R quickstart

Basic data structures and operations in R

R is a great calculator:

1 + 2

Assign a value and print an object:

print(x)
(x = 2) # shorthand for print
x == 2 # logical operator, not assignment
y <- x + 0.5
y # another way to print

Logical operators:

x == y # equal
x != y # not eaqual
x < y # smaller than
x >= y # greater than or equal

Vectors and sequences:

x <- c(1, 2, 3)
x
1:3
seq(1, 3, by = 1)

rep(1, 5)
rep(1:2, 5)
rep(1:2, each = 5)

Vector operations, recycling:

x + 0.5
x * c(10, 11, 12, 13)

Indexing vectors, ordering:

x[1]
x[c(1, 1, 1)] # a wey of repeatig values
x[1:2]
x[x != 2]
x[x == 2]
x[x > 1 & x < 3]
order(x, decreasing=TRUE)
x[order(x, decreasing=TRUE)]
rev(x) # reverse

Character vectors, NA values, and sorting:

z <- c("b", "a", "c", NA)
z[z == "a"]
z[!is.na(z) & z == "a"]
z[is.na(z) | z == "a"]
is.na(z)
which(is.na(z))
sort(z)
sort(z, na.last=TRUE)

Matrices and arrays:

(m <- matrix(1:12, 4, 3))
matrix(1:12, 4, 3, byrow=TRUE)

array(1:12, c(2, 2, 3))

Attribues:

dim(m)
dim(m) <- NULL
m
dim(m) <- c(4, 3)
m
dimnames(m) <- list(letters[1:4], LETTERS[1:3])
m
attributes(m)

Matrix indices:

m[1:2,]
m[1,2]
m[,2]
m[,2,drop=FALSE]
m[2]

m[rownames(m) == "c",]
m[rownames(m) != "c",]
m[rownames(m) %in% c("a", "c", "e"),]
m[!(rownames(m) %in% c("a", "c", "e")),]

Lists and indexing:

l <- list(m = m, x = x, z = z)
l
l$ddd <- sqrt(l$x)
l[2:3]
l[["ddd"]]

Data frames:

d <- data.frame(x = x, sqrt_x = sqrt(x))
d

Structure:

str(x)
str(z)
str(m)
str(l)
str(d)
str(as.data.frame(m))
str(as.list(d))

Summary:

summary(x)
summary(z)
summary(m)
summary(l)
summary(d)

Key concepts

  • a matrix is a vector with dim attribute, elements are in same mode,
  • a data frame is a list where length of elements match and elements can be in different mode.

Random numbers

Random numbers can be generated from a distribution using the r* functions where the wildcard (*) stands for the abbreviated name of the distribution, for example rnorm.

n <- 1000
## draw n random numbers from Normal(0, 1)
hist(rnorm(n, mean = 0, sd = 1))
## Uniform (not as 'run-if' but as 'r-unif')
hist(runif(n, min = 0, max = 1))
## Poisson
plot(table(rpois(n, lambda = 5)))
## Binomial
plot(table(rbinom(n, size = 10, prob = 0.25)))

MCMC list objects

The coda R package defines MCMC list objects as:

  • a list where elements are matrices of identical dimansions,
  • each list stores posterior sample from an MCMC chain, thus the length of the mcmc.list object equals the number of parallel chains,
  • each matrix has the dimensions: number of samples (defined by interations and thinning value), and the number of variables monitored.
  • the matrices have some attributes attached to them storing info about the MCMC parameters (start iteration the end iteration and the thinning interval of the chain).

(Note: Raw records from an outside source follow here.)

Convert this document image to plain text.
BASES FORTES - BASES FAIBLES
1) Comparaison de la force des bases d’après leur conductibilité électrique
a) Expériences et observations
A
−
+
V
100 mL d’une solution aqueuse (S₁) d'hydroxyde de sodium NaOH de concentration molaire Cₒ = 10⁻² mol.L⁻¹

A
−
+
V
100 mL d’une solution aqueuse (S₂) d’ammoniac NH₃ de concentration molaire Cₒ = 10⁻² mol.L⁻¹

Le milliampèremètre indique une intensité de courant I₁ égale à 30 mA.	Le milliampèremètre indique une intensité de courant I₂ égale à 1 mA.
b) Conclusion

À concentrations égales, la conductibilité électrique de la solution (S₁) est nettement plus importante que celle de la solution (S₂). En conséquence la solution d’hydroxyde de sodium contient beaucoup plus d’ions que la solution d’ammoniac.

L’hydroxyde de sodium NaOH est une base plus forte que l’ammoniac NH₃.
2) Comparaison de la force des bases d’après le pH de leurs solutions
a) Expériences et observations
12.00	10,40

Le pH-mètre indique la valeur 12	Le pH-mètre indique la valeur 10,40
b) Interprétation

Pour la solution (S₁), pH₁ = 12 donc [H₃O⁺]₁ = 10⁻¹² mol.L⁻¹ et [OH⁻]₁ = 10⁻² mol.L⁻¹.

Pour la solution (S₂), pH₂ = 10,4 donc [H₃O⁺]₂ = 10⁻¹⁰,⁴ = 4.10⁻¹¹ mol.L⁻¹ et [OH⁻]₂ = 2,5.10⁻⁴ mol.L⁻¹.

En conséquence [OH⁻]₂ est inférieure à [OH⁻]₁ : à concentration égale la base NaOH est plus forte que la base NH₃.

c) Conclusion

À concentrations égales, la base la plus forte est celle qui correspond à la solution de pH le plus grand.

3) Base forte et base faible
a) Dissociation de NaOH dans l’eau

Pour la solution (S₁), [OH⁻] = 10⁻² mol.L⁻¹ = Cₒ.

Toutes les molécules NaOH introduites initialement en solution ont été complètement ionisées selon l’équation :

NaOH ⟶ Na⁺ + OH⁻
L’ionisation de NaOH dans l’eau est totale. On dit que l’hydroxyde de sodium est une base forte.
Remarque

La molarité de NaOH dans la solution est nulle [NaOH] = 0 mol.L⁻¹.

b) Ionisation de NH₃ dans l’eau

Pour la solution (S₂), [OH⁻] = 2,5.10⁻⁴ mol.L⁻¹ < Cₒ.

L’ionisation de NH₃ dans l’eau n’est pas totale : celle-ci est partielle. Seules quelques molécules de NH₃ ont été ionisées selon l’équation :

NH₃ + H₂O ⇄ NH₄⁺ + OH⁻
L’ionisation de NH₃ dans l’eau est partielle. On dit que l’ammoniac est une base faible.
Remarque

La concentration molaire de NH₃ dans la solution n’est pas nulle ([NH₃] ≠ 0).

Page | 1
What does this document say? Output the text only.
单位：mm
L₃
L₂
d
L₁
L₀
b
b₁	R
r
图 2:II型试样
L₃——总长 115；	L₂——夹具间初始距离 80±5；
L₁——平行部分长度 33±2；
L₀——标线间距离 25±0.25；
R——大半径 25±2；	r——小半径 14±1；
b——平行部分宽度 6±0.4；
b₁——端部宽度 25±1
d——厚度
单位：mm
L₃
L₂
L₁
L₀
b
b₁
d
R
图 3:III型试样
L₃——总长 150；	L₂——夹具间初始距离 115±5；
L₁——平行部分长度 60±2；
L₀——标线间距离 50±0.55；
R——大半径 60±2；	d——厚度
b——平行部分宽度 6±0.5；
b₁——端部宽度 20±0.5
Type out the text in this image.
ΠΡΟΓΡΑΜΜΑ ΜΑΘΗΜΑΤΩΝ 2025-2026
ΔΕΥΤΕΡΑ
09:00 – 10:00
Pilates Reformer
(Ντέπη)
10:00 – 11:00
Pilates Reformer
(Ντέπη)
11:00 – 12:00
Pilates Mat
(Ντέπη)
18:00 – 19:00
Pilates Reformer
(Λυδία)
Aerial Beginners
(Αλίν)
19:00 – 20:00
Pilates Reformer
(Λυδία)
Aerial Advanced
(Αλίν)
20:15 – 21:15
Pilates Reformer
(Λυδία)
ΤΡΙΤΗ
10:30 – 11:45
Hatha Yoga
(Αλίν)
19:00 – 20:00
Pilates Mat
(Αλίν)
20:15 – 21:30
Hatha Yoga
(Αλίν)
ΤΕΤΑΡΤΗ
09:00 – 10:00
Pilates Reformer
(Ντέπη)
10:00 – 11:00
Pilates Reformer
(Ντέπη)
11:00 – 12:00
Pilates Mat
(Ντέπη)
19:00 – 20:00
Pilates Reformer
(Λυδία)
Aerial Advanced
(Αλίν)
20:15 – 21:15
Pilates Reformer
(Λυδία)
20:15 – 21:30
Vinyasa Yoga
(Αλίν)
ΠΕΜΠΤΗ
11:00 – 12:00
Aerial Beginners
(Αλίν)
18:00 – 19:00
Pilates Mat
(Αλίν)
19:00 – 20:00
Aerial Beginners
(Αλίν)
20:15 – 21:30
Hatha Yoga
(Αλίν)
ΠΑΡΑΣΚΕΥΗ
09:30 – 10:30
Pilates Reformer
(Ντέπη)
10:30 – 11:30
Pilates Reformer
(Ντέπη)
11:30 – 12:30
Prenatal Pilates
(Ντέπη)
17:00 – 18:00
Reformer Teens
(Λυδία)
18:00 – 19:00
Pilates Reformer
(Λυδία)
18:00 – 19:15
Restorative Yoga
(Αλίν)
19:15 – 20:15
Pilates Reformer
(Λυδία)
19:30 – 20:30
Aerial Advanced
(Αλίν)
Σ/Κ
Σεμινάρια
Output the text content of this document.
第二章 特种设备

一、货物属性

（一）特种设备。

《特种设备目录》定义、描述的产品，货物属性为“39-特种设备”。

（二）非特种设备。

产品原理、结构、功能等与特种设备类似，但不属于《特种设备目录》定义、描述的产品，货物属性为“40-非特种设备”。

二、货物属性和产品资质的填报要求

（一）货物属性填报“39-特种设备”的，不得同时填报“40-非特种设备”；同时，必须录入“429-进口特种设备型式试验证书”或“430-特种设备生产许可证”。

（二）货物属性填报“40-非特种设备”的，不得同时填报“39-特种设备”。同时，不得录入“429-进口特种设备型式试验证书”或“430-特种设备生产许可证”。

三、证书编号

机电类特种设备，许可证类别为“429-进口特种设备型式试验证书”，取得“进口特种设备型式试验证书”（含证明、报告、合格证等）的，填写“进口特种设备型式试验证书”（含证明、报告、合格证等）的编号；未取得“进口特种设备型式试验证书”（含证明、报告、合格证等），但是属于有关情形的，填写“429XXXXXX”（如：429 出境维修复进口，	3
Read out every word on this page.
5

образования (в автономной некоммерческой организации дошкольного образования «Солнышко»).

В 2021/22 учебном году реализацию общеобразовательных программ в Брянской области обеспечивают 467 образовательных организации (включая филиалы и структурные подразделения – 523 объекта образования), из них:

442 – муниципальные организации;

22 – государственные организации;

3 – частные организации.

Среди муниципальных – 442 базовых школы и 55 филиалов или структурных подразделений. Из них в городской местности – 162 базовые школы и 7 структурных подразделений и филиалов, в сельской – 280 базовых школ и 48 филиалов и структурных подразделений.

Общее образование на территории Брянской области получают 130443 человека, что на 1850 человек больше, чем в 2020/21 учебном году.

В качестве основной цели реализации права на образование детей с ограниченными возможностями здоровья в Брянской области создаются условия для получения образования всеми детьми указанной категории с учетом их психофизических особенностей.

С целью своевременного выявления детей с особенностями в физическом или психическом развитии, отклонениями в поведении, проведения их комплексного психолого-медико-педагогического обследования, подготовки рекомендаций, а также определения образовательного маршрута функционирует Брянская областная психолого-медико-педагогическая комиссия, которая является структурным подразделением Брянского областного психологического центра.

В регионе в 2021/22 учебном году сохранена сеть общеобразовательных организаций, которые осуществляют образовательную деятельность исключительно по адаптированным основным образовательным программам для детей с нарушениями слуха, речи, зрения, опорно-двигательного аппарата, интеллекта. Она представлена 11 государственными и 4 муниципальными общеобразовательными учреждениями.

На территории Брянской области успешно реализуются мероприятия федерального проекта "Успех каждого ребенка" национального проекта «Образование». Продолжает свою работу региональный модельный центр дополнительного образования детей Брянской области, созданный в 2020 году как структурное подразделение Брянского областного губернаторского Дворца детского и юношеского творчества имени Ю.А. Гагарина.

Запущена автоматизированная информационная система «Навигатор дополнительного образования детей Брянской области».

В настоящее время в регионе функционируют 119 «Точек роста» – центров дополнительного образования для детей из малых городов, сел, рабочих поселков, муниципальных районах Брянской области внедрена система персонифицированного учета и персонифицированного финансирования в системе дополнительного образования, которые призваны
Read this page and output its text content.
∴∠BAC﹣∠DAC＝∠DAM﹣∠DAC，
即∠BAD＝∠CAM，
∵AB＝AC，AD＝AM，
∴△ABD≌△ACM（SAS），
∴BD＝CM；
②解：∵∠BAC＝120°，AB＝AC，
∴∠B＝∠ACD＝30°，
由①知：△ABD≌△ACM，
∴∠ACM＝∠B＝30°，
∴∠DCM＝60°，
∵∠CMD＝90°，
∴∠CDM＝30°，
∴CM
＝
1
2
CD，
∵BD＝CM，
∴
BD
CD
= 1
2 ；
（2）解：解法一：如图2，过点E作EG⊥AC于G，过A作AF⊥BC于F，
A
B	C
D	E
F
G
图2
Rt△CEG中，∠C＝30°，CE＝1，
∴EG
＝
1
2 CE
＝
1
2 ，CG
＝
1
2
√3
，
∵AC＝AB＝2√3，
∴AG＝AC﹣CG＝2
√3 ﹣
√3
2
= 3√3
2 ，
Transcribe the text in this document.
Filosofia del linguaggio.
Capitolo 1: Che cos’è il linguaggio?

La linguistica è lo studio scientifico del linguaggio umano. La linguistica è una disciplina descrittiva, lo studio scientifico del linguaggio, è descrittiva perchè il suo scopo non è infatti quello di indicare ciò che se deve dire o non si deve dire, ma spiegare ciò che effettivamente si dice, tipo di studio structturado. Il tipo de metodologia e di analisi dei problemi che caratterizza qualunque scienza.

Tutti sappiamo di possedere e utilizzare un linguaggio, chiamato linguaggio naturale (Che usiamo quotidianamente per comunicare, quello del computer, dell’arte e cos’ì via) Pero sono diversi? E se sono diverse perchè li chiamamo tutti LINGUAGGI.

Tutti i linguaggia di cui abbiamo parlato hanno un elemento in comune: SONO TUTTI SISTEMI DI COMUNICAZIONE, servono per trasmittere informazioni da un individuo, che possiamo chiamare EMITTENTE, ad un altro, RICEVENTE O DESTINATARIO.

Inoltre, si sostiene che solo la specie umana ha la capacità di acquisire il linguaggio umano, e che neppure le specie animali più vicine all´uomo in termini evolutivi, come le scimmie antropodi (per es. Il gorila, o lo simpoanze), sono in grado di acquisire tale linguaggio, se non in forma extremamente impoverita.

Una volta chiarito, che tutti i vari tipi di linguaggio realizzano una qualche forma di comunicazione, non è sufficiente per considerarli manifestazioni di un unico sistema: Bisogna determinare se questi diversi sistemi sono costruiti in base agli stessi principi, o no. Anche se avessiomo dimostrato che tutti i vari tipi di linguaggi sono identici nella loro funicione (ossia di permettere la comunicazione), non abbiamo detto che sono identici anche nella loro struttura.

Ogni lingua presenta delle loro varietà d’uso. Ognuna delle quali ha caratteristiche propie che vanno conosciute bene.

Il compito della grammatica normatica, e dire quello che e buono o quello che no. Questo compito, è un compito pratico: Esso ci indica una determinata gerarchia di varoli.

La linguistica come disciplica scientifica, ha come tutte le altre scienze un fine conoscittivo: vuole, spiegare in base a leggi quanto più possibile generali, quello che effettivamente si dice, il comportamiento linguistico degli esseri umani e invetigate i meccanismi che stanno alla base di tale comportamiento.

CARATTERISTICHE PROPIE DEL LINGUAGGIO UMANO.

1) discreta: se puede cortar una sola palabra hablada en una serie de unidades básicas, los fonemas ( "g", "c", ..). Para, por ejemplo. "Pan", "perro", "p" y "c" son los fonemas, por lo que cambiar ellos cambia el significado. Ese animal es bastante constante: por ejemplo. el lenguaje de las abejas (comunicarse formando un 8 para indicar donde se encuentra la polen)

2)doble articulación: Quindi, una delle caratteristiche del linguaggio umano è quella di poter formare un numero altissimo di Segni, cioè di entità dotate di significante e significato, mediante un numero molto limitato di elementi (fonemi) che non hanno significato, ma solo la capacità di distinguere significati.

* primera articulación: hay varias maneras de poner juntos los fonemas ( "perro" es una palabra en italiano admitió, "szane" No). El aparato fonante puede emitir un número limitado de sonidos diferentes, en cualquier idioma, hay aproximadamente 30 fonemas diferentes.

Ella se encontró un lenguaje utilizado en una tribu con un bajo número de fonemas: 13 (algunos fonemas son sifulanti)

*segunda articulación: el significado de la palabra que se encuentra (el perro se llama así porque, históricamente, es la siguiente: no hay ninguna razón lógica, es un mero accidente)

For example if we are monitoring 2 variables, a normally and a uniformly distributed one, the structure might look like this:

mcmc <- replicate(3, 
    structure(cbind(a = rnorm(n), b = runif(n)),
        mcpar = c(1, n, 1), class = "mcmc"),
    simplify = FALSE)
class(mcmc) <- "mcmc.list"
str(mcmc)

Some basic methods for such mcmc.list objects are defined in the coda and dclone packages:

library(dclone)
summary(mcmc)
str(as.matrix(mcmc))
varnames(mcmc)
start(mcmc)
end(mcmc)
thin(mcmc)
plot(mcmc)
traceplot(mcmc)
densplot(mcmc)
pairs(mcmc)